A lot of progress was made across the years by Loraine and the Geezers, some of which you can read here. In 2019 they installed a waterwheel to oxygenate the water in the Waterworks River beside the London Aquatics Centre.
Middlesex University are now showcasing the Active Energy project as one of their best research initiatives. They are preparing a film to show on the university website.
On Friday 8th July Loraine Leeson and some of The Geezers were filmed at the Art Pavilion as part of the film.
Loraine said: “They particularly like the idea of researchers working with communities. Of course I wasn’t a researcher when we started the project, but I submitted it for a higher education research exercise (REF2021) on behalf of the university, and also as an ‘impact case study’. Universities are catching up with the idea that people ‘out there’ might have something useful to say.

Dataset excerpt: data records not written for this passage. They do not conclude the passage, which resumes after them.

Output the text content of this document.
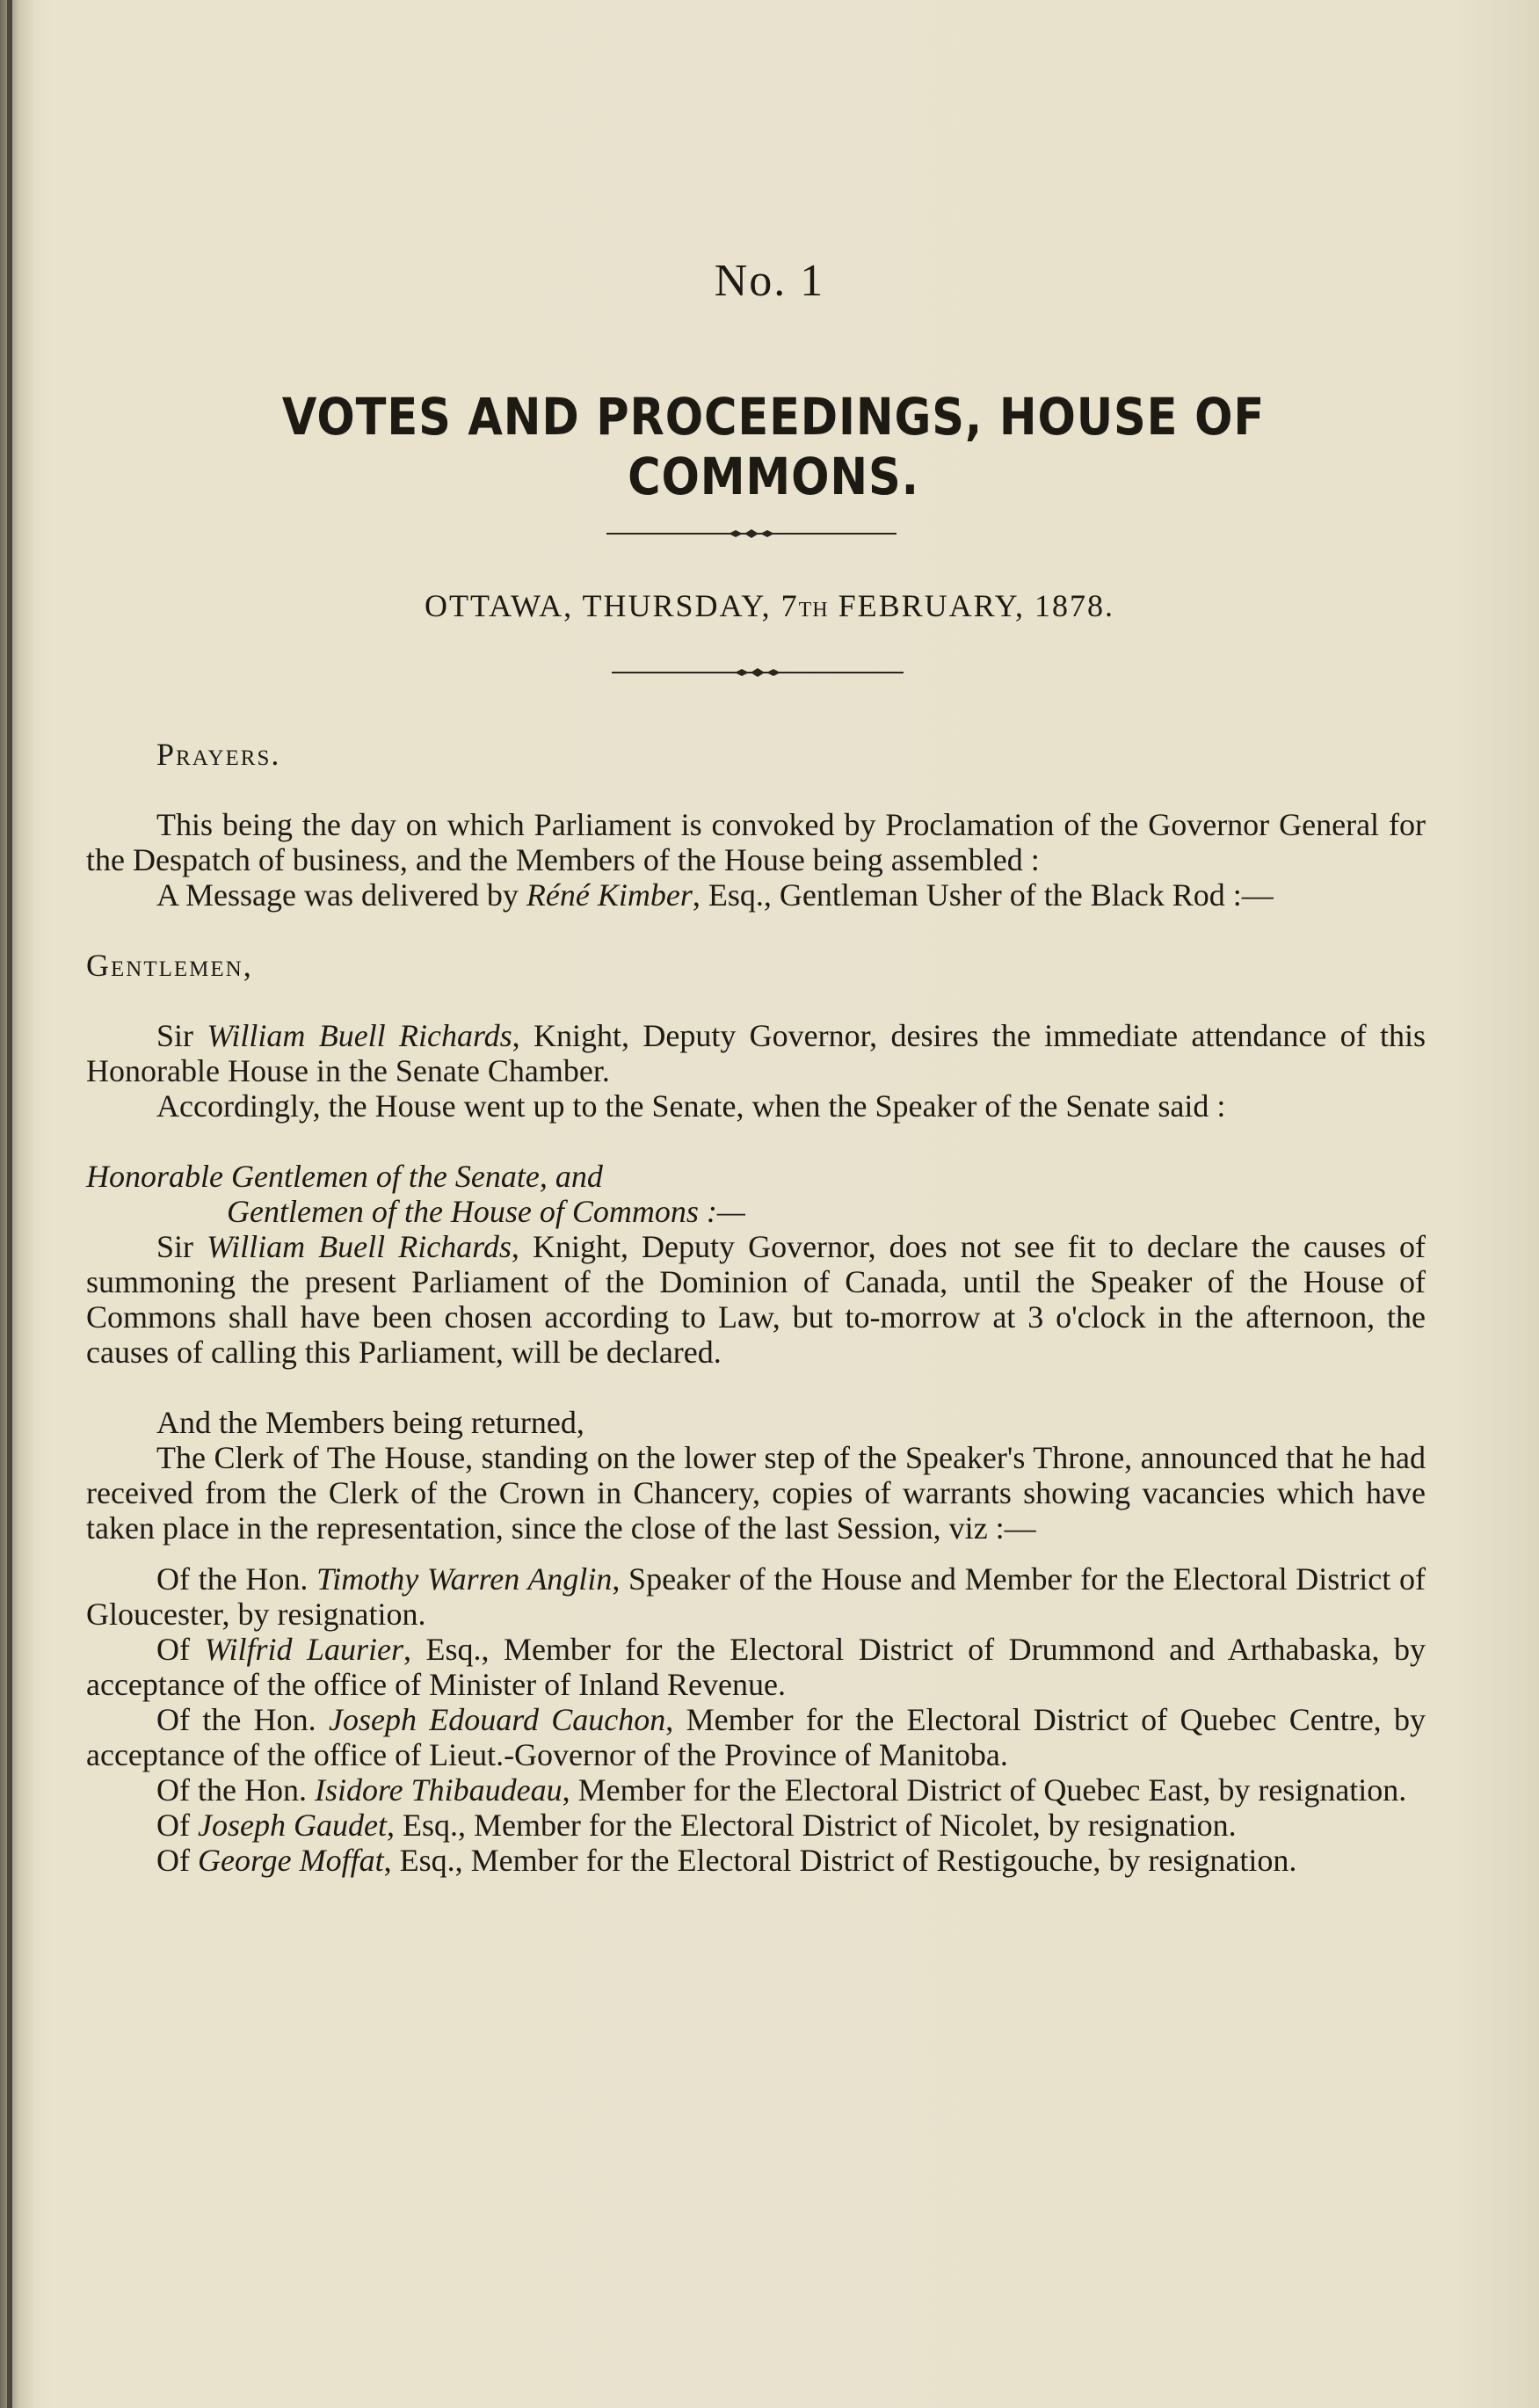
No. 1
VOTES AND PROCEEDINGS, HOUSE OF COMMONS.
OTTAWA, THURSDAY, 7TH FEBRUARY, 1878.

Prayers.

This being the day on which Parliament is convoked by Proclamation of the Governor General for the Despatch of business, and the Members of the House being assembled :

A Message was delivered by Réné Kimber, Esq., Gentleman Usher of the Black Rod :—

Gentlemen,

Sir William Buell Richards, Knight, Deputy Governor, desires the immediate attendance of this Honorable House in the Senate Chamber.

Accordingly, the House went up to the Senate, when the Speaker of the Senate said :

Honorable Gentlemen of the Senate, and

Gentlemen of the House of Commons :—

Sir William Buell Richards, Knight, Deputy Governor, does not see fit to declare the causes of summoning the present Parliament of the Dominion of Canada, until the Speaker of the House of Commons shall have been chosen according to Law, but to-morrow at 3 o'clock in the afternoon, the causes of calling this Parliament, will be declared.

And the Members being returned,

The Clerk of The House, standing on the lower step of the Speaker's Throne, announced that he had received from the Clerk of the Crown in Chancery, copies of warrants showing vacancies which have taken place in the representation, since the close of the last Session, viz :—

Of the Hon. Timothy Warren Anglin, Speaker of the House and Member for the Electoral District of Gloucester, by resignation.

Of Wilfrid Laurier, Esq., Member for the Electoral District of Drummond and Arthabaska, by acceptance of the office of Minister of Inland Revenue.

Of the Hon. Joseph Edouard Cauchon, Member for the Electoral District of Quebec Centre, by acceptance of the office of Lieut.-Governor of the Province of Manitoba.

Of the Hon. Isidore Thibaudeau, Member for the Electoral District of Quebec East, by resignation.

Of Joseph Gaudet, Esq., Member for the Electoral District of Nicolet, by resignation.

Of George Moffat, Esq., Member for the Electoral District of Restigouche, by resignation.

“In the interview I said that a lot of knowledge is held at local level and as an artist I am well placed to help bring that into the public domain where it can make a difference – as the Geezers’ ideas certainly did”
In the past when asked about the project some of The Geezers said that they chose tidal power because we are surrounded by canals in the East End. Some of the Geezers fished in the Lea when they were boys. They pointed out that the Lea has become quite polluted. They were aware that the Saxons had used water wheels at Three Mills to make flour.
Loraine said: “Sophie Knowles the interviewer, who is a Senior Lecturer in Journalism at the university, asked Geezer, Charlie Wiggins what he remembered about the project and Charlie described how the group came together to explore tidal power. They worked with young people at Bow Boys Secondary School and engineer Toby Borland to create a wind turbine for the roof of Appian Court that generated the energy to spell out Geezerpower in lights as it spun. He also remembered the small scale tidal turbine we tested on the Thames opposite the Houses of Parliament, and the water wheels at Three Mills and the Olympic Park that drove aerators to help keep fish alive at times of high pollution.”
The Active Energy Project finished in 2020. Loraine subsequently wrote a chapter about it for a book Ecoart in Action, published in New York by New Village Press earlier this year. The Geezers had also previously been interviewed for a chapter in another book Culture, Community and Climate: emergent transpraxis, published by Art.earth in 2020.
“When Sophie asked Charlie if the project had benefited him, he said that he realised he could have done with some more education!”
Loraine went on to say: “Actually I think the Geezers did fine on the project as they were. We wouldn’t have done any of it without them, it was their idea to find ways to enable the Thames to power their community and it’s amazing to think that some of them stayed with the project for 12 years. It has also been a great privilege for me to work with them.
“Artists can’t solve the world’s problems, but they are well placed to ask the questions that enable ideas and creativity to emerge, then celebrate the outcomes. The local knowledge of communities holds a wealth of answers.”